Dass sie der beliebte Berlinkurs noch ein knappes Jahr später beschäftigen würde, ahnte da noch keiner der Studenten: Auch die Klausur, die am Dienstag nach der Rückkehr geschrieben wurde, enthielt nichts Ungewöhnliches. Es ging um eine „wissenschaftlichen Einordnung der Erkenntnisse aus den Gesprächen“, so formuliert es Armin Laschet. Eine studentische Hilfskraft sammelte die Antworten der Kommilitonen ein – die Klausur haben seitdem weder ein Mitarbeiter der Uni noch die Studenten je wieder zu Gesicht bekommen. Sie ist verschollen – auf dem Postweg zurück an die Hochschule seien die korrigierten Arbeiten verloren gegangen, so schreibt es Laschet Monate später den Studenten.

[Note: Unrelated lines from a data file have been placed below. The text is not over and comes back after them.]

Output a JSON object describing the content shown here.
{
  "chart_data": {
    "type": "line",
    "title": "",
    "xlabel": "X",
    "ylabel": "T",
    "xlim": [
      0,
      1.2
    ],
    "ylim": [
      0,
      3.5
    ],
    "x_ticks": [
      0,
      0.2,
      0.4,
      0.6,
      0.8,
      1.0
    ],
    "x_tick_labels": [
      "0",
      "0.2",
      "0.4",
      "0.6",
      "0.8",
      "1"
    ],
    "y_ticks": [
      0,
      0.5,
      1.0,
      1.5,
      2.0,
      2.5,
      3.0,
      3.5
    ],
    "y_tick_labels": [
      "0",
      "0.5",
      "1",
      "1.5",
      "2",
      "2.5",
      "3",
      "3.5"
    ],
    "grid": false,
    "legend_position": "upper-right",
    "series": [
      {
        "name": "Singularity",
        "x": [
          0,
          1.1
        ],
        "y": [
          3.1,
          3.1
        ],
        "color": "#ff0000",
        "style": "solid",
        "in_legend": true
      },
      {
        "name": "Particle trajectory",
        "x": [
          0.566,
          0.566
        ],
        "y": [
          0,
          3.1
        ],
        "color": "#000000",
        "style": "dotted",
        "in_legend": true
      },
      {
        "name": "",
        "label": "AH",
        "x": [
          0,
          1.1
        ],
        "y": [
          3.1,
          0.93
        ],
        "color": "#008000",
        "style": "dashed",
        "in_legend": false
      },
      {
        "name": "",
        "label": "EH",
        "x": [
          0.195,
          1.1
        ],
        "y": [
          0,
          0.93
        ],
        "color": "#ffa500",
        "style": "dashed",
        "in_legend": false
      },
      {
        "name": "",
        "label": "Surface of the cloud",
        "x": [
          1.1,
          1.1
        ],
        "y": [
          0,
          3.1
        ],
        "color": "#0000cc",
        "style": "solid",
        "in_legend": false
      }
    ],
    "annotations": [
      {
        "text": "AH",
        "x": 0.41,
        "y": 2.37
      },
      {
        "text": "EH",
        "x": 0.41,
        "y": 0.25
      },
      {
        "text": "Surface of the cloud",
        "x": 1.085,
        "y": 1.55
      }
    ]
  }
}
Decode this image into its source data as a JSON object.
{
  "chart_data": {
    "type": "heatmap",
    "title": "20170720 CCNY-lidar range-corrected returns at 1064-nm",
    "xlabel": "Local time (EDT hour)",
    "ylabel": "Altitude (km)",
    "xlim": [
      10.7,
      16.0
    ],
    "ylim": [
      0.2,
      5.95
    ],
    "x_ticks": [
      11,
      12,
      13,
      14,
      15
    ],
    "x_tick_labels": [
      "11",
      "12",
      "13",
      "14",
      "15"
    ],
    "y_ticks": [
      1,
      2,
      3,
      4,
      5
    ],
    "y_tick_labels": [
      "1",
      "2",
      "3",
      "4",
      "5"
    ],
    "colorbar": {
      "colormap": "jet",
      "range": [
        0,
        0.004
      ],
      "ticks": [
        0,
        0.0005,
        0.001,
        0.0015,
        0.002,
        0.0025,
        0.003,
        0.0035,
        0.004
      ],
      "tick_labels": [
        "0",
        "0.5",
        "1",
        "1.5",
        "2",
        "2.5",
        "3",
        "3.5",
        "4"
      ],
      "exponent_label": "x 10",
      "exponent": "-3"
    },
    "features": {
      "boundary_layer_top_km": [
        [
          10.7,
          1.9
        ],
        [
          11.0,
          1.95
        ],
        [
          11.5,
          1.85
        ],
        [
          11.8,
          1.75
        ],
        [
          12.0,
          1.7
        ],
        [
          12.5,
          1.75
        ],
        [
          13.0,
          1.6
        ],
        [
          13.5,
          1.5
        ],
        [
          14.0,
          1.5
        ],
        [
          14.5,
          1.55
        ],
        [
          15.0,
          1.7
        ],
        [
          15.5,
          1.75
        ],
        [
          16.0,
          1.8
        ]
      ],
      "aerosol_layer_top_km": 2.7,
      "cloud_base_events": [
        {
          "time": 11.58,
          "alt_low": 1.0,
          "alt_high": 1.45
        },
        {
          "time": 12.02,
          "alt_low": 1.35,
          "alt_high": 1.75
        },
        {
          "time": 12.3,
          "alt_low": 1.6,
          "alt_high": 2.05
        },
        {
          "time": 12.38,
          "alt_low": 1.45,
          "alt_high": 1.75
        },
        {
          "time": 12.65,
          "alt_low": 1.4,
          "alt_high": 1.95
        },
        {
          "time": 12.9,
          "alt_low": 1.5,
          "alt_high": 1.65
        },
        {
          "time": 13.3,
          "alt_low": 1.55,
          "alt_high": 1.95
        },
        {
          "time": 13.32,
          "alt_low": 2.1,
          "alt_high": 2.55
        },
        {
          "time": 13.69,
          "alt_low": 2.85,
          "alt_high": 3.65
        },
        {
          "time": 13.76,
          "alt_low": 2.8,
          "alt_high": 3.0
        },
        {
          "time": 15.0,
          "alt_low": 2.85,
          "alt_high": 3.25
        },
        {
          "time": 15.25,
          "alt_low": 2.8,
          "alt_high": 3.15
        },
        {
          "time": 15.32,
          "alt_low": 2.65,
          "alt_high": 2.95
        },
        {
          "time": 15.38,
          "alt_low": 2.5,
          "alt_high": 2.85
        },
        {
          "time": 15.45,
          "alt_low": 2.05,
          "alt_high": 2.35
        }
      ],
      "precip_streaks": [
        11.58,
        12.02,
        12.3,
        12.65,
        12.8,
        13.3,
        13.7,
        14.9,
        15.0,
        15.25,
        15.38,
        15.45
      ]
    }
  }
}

Laschet soll Noten „gewürfelt“ haben
Am 22. Juli 2014 aber, dem Tag der Klausurabgabe, beginnt eine Hängepartie, die nicht nur die Masterstudenten, sondern auch die Geschäftsführerin des Studiengangs verärgert hat. Es geht darum, wie sorgfältig Armin Laschet sein Uni-Amt ausführt und ob er versucht hat, die Hochschule bei der Vergabe von Klausurnoten hinters Licht zu führen. Auch der Vorwurf, Laschet habe Noten „gewürfelt“ steht im Raum. Der Vorgang ist zudem eine Peinlichkeit für die Aachener Hochschule selbst, die seit 2007 das Prädikat Exzellenz-Universität tragen darf.
Was in den vergangenen Monaten geschah, lässt sich aus internen E-Mails der Uni und einem Brief von Laschet an die Studenten relativ präzise rekonstruieren. Die Schreiben liegen dem „Kölner Stadt-Anzeiger“ vor.
Zurück in den Herbst 2014: Laschet, der selbst kein Politikwissenschaftler, sondern Jurist mit erstem Staatsexamen ist, lässt mit den Klausurnoten auf sich warten. Zwei Monate, drei Monate – manche Studenten hätten sich schlicht gewundert, heißt es, bei anderen drängte die Zeit: Die Berlinfahrt war ja keine Vergnügungsexkursion – der Kurs zählt wie jedes andere Seminar, die Noten, die der Politiker verteilt, fließen in den Masterabschluss ein. Ohne die Ergebnisse des Laschet-Seminars erhält man kein Abschlusszeugnis. Umso größer ist die Erleichterung unter den Studenten, als es Ende Januar 2015 endlich Neuigkeiten gibt.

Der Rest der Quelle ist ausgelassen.